The church was pretty, but the sight of a man peeing off the side of the entrance didn’t make a very good impression. I caught the end of a mass, which attracted a sizeable crowd, then stayed for the flute concert. Though the concert began right after mass and was free, not many of the locals stayed to listen.

San Rafael was a smaller and more dead town – my least favorite of the three. Skinny, runny-nosed children begged there as they didn’t anyone else. There wasn’t much food selection and I had an unimpressive lunch of a chicken drumstick, cold rice and chopped tomatoes and onions of questionable sanitary quality. The tablecloths were dirty and disheveled and I had the sense that people there just didn’t take care of things very well. That maybe they were tired, maybe they’d given up, maybe they were lazy, but there didn’t seem to be a lot of pride in presenting themselves or their properties well.

We picked up a passenger there, a former schoolmate of Rober’s. He’s a truck driver and last week his truck tipped off while crossing a bridge, fully loaded with wood. I didn’t understand the details, if his hand was crushed or pierced by the raw wood, but his hand was injured and he wanted to return to San Ignacio for further treatment. So we gave him a lift.
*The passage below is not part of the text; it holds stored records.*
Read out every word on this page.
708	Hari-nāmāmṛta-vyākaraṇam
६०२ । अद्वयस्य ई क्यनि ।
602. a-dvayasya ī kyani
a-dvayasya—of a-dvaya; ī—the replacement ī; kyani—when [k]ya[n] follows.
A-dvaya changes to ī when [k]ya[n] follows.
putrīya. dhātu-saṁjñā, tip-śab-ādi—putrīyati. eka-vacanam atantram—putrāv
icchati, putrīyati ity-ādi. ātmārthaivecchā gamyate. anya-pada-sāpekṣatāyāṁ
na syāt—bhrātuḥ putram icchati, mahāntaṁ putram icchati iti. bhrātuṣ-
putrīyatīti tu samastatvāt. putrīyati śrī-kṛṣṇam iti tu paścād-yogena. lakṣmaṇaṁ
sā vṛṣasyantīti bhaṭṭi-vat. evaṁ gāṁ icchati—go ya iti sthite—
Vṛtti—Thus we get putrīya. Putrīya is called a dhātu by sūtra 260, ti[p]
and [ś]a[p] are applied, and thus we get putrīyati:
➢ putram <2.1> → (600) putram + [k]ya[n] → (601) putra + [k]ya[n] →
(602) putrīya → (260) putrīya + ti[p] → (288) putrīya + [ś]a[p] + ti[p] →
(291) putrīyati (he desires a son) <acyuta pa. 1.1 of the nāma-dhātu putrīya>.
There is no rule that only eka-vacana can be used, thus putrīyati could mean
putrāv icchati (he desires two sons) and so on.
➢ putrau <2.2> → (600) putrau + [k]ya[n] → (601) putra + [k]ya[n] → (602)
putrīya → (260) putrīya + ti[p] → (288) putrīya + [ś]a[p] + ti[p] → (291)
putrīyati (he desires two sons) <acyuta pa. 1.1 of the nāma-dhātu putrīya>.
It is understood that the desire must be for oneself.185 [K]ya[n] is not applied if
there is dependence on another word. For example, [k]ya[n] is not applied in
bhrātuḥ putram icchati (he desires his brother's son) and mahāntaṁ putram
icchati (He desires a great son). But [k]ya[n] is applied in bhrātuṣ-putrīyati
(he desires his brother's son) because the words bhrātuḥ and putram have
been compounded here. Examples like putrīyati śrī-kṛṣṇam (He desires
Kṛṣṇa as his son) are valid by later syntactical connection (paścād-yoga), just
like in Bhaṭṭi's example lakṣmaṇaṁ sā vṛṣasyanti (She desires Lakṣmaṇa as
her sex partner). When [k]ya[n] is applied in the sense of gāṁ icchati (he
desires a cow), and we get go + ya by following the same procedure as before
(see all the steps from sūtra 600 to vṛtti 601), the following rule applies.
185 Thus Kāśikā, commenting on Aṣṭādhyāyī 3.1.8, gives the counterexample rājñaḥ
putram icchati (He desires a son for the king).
Our last stop, Santa Ana, was the smallest village – with only 2,000 inhabitants in the entire community (including outlying areas). It looked dead – the central square a large plot of grass, and barely any people around at all. The only activity seemed to be at the small and attractive pension and restaurant Tacu, painted an attractive yellow that matched the church. The church was impressive in its simplicity though with a palm roof and an earthen floor. More than any other of the Mission churches, the Santa Ana church retains the most original architecture from colonial times. Six twisted columns stand in front of it, looking like large wooden candlesticks. The friendly keeper of the church gave us a complete tour, including peeks at the effective rat traps he’d installed and a rare organ, the last one survives from the time of colonial Jesuit Martin Schmidt.